Annotated tags are described in lab 2 and in the git documentation. git push will not

automatically push tags to your repository. Use git push origin hw2 to update your

repository to include the hw2 tag. If you need to update your tag, you can remove the old tag

using git push --delete origin hw2 and push an updated one to your repo.

Note: We will test your project on the hammer server, so while it is not required that you

develop on hammer you should verify that your project builds and functions properly on

hammer.cs.ucr.edu.

Your project must also contain a names.txt file in the root directory which contains the name,

SID, and email of each of the partners in your group. It should have the following format.

Brian Crites, 860XXXXXX, bcrit001@ucr.edu

Andrew Lvovsky, 860XXXXXX, alvov001@ucr.edu

Do not wait to push your assignment to Github until the project due date. You should be

committing and uploading your assignment continuously. If you wait until the last day and can't

figure out how to use git properly, then you will get a zero on the assignment or be forced to use

the course late policy. No exceptions.

For late assignment submissions, a penalty of 10% will be deducted for every day the

assignment is late up to a maximum of 3 days, with exceptions only for documented

emergencies. For clarity, this means that an assignment that is 3 days late would incur a 30%

penalty to the grade assessed. Please submit this form along with your late submission.

Otherwise, the team will receive a zero on that assignment.
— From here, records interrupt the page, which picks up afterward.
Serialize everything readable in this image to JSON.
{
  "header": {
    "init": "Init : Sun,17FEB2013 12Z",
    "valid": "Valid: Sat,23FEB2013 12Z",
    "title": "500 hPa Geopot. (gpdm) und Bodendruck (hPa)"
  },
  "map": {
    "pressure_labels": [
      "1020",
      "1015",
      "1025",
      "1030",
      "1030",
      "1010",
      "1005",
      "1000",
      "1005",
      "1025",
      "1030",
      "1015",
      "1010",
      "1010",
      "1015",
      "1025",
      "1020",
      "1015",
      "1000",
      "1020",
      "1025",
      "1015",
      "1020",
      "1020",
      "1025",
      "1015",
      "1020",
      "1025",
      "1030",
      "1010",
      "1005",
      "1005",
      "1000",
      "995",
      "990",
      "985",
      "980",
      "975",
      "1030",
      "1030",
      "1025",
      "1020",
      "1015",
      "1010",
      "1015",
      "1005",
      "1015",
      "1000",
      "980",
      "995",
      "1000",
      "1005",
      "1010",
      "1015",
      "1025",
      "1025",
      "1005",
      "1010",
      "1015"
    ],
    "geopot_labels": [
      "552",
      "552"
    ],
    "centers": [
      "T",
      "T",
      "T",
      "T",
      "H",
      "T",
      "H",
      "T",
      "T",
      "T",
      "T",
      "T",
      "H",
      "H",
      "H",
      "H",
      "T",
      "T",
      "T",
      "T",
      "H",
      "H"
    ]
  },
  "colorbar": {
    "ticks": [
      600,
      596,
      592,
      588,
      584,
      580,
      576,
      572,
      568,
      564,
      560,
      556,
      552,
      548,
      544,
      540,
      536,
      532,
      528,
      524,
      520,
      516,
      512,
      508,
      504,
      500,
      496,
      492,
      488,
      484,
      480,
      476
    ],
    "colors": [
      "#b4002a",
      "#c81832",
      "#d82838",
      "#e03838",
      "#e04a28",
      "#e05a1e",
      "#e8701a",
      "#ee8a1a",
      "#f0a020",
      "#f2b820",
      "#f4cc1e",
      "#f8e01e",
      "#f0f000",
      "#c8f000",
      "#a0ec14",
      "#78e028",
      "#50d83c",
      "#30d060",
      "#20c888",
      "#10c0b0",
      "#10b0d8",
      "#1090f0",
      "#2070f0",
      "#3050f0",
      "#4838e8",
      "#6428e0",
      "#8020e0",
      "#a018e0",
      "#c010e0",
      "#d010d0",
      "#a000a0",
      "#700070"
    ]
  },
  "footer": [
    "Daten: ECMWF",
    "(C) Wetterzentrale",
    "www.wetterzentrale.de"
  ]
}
In addition to the above submission requirements you must update your README.md file so that

it specifies the current structure of your program. This is especially important since your final

program will likely be much different than what you originally designed in Assignment 1.

Testing Your Submission

Your assignment 2 should have approximately the following structure, see the project structure

section for more details:

example-project-directory/

├── CMakeLists.txt

├── README.md

├── googletest

├── header

├── header_file_1.h

└── header_file_2.h

├── src

├── src_file_1.cpp

└── src_file_2.cpp

└── unit_tests

├── test_file_1.cpp

└── test_file_2.cpp

└── integration_tests

├── single_command_tests.sh

├── multiple_commands_tests.sh

├── commented_command_tests.sh

└── exit_command_tests.sh

You should also have a .gitignore and a .gitmodules hidden file in your root directory. Your root

directory should contain no C++ header or source files and your googletest directory should be

added to your project as a submodule. While the googletest directory is not required to be

present in the root directory it is suggested.

When testing your project we will run (approximately) the following commands on hammer:

git clone <assignment-repo-url>

cd <assignment-repo-url>

git checkout tags/hw2

git submodule init

git submodule update

cmake3 .

make

These commands should generate a test executable as well as an rshell executable in the

root directory. Please run these commands on hammer with a brand new clone of your GitHub

repository to ensure your shell compiles and builds properly before submission.

Collaboration Policy

● You may not copy any code found online, doing so will result in failing the course.

● You may not look at the source code of any other student.

● You may discuss with other students in general terms how to use the unix functions.

● You are encouraged to talk with other students about test cases and are allowed to

freely share ideas in this regard.

Grading

10 Sufficient Unit Test Cases

10 Sufficient Integration Test Cases

10 Updated README.md

20 Single Command Execution

20 Command and Connectors Execution

20 Command with Comments Execution

10 Commands with Exit Execution

100 Total

Note: Your project structure is not explicitly listed in the grading schedule above but not

following the specified file names and location may result in losing points because the

automated grading system is unable to process your repository. Loss of points due to an

issue specified above are final and failure to build and compile will result in a zero for the

assignment.